Documentation note: "ISRE 2400.46 procedures. Inquiry of managing director on 3 February 2025. Analytical review of gross margin (FY2024: 14.2% vs FY2023: 13.8%) and fuel cost ratio (FY2024: 31% of revenue vs FY2023: 34%). No matters requiring further investigation identified."
The review conclusion reads: "Nothing has come to our attention that causes us to believe the financial statements are not prepared, in all material respects, in accordance with PGC."
Audit (new bank requires audited accounts)
Navarro secures a second bank facility. This bank requires audited financials. A new engagement letter under ISA 210. The team performs a full risk assessment, sends external confirmations to the top five customers (representing €5.1M of revenue), tests a sample of 20 freight invoices against delivery manifests, and physically inspects the fleet to confirm existence of the 14 trucks on the fixed asset register.
Documentation note: "ISA 210 engagement letter signed 18 February 2025. Full ISA risk assessment completed. Revenue sample of 20 items tested. Fleet physical inspection completed 22 February 2025. Opinion: unmodified."

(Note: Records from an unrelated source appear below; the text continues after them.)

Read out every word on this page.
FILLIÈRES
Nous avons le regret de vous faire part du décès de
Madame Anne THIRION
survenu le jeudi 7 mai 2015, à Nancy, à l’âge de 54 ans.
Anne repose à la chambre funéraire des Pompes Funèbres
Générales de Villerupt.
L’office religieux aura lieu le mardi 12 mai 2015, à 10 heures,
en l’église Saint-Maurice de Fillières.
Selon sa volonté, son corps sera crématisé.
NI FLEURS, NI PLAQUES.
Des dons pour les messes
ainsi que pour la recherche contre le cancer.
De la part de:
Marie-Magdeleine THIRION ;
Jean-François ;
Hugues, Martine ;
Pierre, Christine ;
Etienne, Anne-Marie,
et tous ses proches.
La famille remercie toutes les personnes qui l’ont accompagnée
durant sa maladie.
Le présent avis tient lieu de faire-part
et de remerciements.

Consequence of confusing the engagement types
If the practitioner had submitted the compilation report to Navarro's bank, the bank would reject it outright. If the practitioner had issued a review report but the bank covenant specified "audited," the report would not satisfy the covenant, potentially triggering a technical default on the facility.
What reviewers and practitioners get wrong
Practitioners sometimes perform compilation engagements without issuing a compilation report, relying instead on a transmittal letter or no report at all. ISRS 4410.37 requires a compilation report for every compilation engagement. Without it, the practitioner has no documentation that the engagement was a compilation (with no assurance) rather than something else. If a dispute arises, the absence of a report creates ambiguity about what the practitioner was engaged to do.

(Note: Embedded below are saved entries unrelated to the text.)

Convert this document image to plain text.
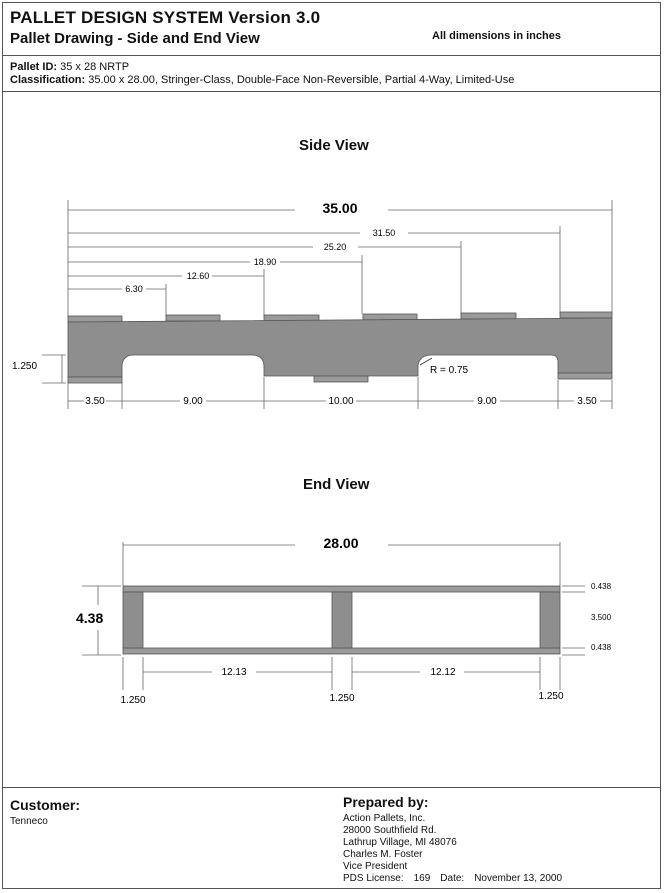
PALLET DESIGN SYSTEM Version 3.0
Pallet Drawing - Side and End View	All dimensions in inches
Pallet ID: 35 x 28 NRTP
Classification: 35.00 x 28.00, Stringer-Class, Double-Face Non-Reversible, Partial 4-Way, Limited-Use
Side View
End View
35.00
31.50
25.20
18.90
12.60
6.30
1.250	R = 0.75
3.50	9.00	10.00	9.00	3.50
28.00
4.38
0.438
3.500
0.438
12.13	12.12
1.250	1.250	1.250
Customer:
Tenneco
Prepared by:
Action Pallets, Inc.
28000 Southfield Rd.
Lathrup Village, MI 48076
Charles M. Foster
Vice President
PDS License: 169 Date: November 13, 2000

Small firms occasionally perform review-level procedures on a compilation engagement — running analytical procedures, making inquiries about unusual balances — without upgrading the engagement letter. This creates liability risk: if the work product resembles a review but the engagement letter says compilation, the practitioner may be held to the review standard in a negligence claim.
Key standard references
- ISRS 4410.7–11: Defines the compilation engagement and the practitioner's responsibilities.
- ISRS 4410.37: Requires a compilation report for every compilation engagement.

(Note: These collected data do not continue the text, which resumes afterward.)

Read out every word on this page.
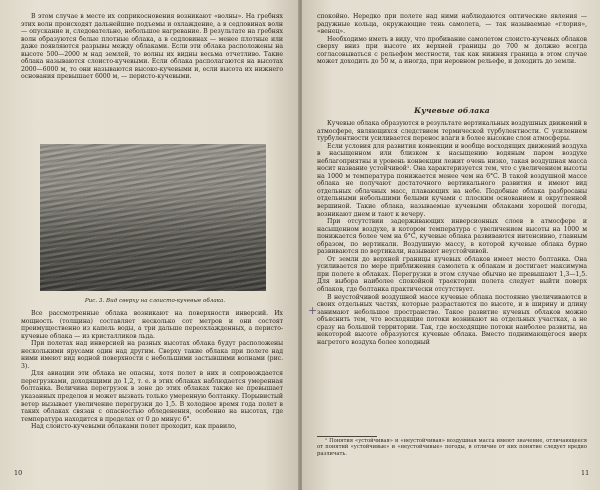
В этом случае в месте их соприкосновения возникают «волны». На гребнях этих волн происходят дальнейшие подъемы и охлаждение, а в седловинах волн — опускание и, следовательно, небольшое нагревание. В результате на гребнях волн образуются белые плотные облака, а в седловинах — менее плотные или даже появляются разрывы между облаками. Если эти облака расположены на высоте 500—2000 м над землей, то волны их видны весьма отчетливо. Такие облака называются слоисто-кучевыми. Если облака располагаются на высотах 2000—6000 м, то они называются высоко-кучевыми и, если высота их нижнего основания превышает 6000 м, — перисто-кучевыми.

Рис. 3. Вид сверху на слоисто-кучевые облака.

Все рассмотренные облака возникают на поверхности инверсий. Их мощность (толщина) составляет несколько сот метров и они состоят преимущественно из капель воды, а три дальше переохлажденных, а перисто-кучевые облака — из кристалликов льда.

При полетах над инверсией на разных высотах облака будут расположены несколькими ярусами один над другим. Сверху такие облака при полете над ними имеют вид водной поверхности с небольшими застывшими волнами (рис. 3).

Для авиации эти облака не опасны, хотя полет в них и сопровождается перегрузками, доходящими до 1,2, т. е. в этих облаках наблюдается умеренная болтанка. Величина перегрузок в зоне до этих облаках также не превышает указанных пределов и может вызвать только умеренную болтанку. Порывистый ветер вызывает увеличение перегрузки до 1,5. В холодное время года полет в таких облаках связан с опасностью обледенения, особенно на высотах, где температура находится в пределах от 0 до минус 6°.

Над слоисто-кучевыми облаками полет проходит, как правило,

10

спокойно. Нередко при полете над ними наблюдаются оптические явления — радужные кольца, окружающие тень самолета, — так называемые «глория», «венец».

Необходимо иметь в виду, что пробивание самолетом слоисто-кучевых облаков сверху вниз при высоте их верхней границы до 700 м должно всегда согласовываться с рельефом местности, так как нижняя граница в этом случае может доходить до 50 м, а иногда, при неровном рельефе, и доходить до земли.

Кучевые облака

Кучевые облака образуются в результате вертикальных воздушных движений в атмосфере, являющихся следствием термической турбулентности. С усилением турбулентности усиливается перенос влаги в более высокие слои атмосферы.

Если условия для развития конвекции и вообще восходящих движений воздуха в насыщенном или близком к насыщению водяным паром воздухе неблагоприятны и уровень конвекции лежит очень низко, такая воздушная масса носит название устойчивой¹. Она характеризуется тем, что с увеличением высоты на 1000 м температура понижается менее чем на 6°С. В такой воздушной массе облака не получают достаточного вертикального развития и имеют вид отдельных облачных масс, плавающих на небе. Подобные облака разбросаны отдельными небольшими белыми кучами с плоским основанием и округленной вершиной. Такие облака, называемые кучевыми облаками хорошей погоды, возникают днем и тают к вечеру.

При отсутствии задерживающих инверсионных слоев в атмосфере и насыщенном воздухе, в котором температура с увеличением высоты на 1000 м понижается более чем на 6°С, кучевые облака развиваются интенсивно, главным образом, по вертикали. Воздушную массу, в которой кучевые облака бурно развиваются по вертикали, называют неустойчивой.

От земли до верхней границы кучевых облаков имеет место болтанка. Она усиливается по мере приближения самолета к облакам и достигает максимума при полете в облаках. Перегрузки в этом случае обычно не превышают 1,3—1,5. Для выбора наиболее спокойной траектории полета следует выйти поверх облаков, где болтанка практически отсутствует.

В неустойчивой воздушной массе кучевые облака постоянно увеличиваются в своих отдельных частях, которые разрастаются по высоте, и в ширину и длину занимают небольшое пространство. Такое развитие кучевых облаков можно объяснить тем, что восходящие потоки возникают на отдельных участках, а не сразу на большой территории. Так, где восходящие потоки наиболее развиты, на некоторой высоте образуются кучевые облака. Вместо поднимающегося вверх нагретого воздуха более холодный

+

¹ Понятия «устойчивая» и «неустойчивая» воздушная масса имеют значение, отличающееся от понятий «устойчивые» и «неустойчивые» погоды, в отличие от них понятие следует вредно различать.

11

- ISRE 2400.11–14: Defines limited assurance and the review engagement objective.
- ISA 200.5 and 200.11: Defines reasonable assurance and the overall objectives of the auditor.
Related terms
Related reading
Frequently asked questions
Can a bank accept a compilation report instead of audited financial statements?
No. A compilation report provides no assurance, so it does not satisfy a covenant requiring audited or reviewed financial statements. If the bank covenant specifies 'audited accounts,' only an audit report under the ISAs will meet the requirement. Submitting a compilation report may trigger a technical default on the facility.
Does the practitioner need to be independent for a compilation engagement?
ISRS 4410 does not require independence for a compilation engagement. However, the standard does require the practitioner to disclose in the compilation report if they are not independent. For review engagements (ISRE 2400.22) and audit engagements (ISA 200.14), independence is mandatory under the IESBA Code.
What happens if I perform review-level procedures on a compilation engagement?
You create liability risk. If the work product resembles a review but the engagement letter says compilation, you may be held to the review standard in a negligence claim. Either upgrade the engagement letter to ISRE 2400 or limit your procedures to what ISRS 4410 permits.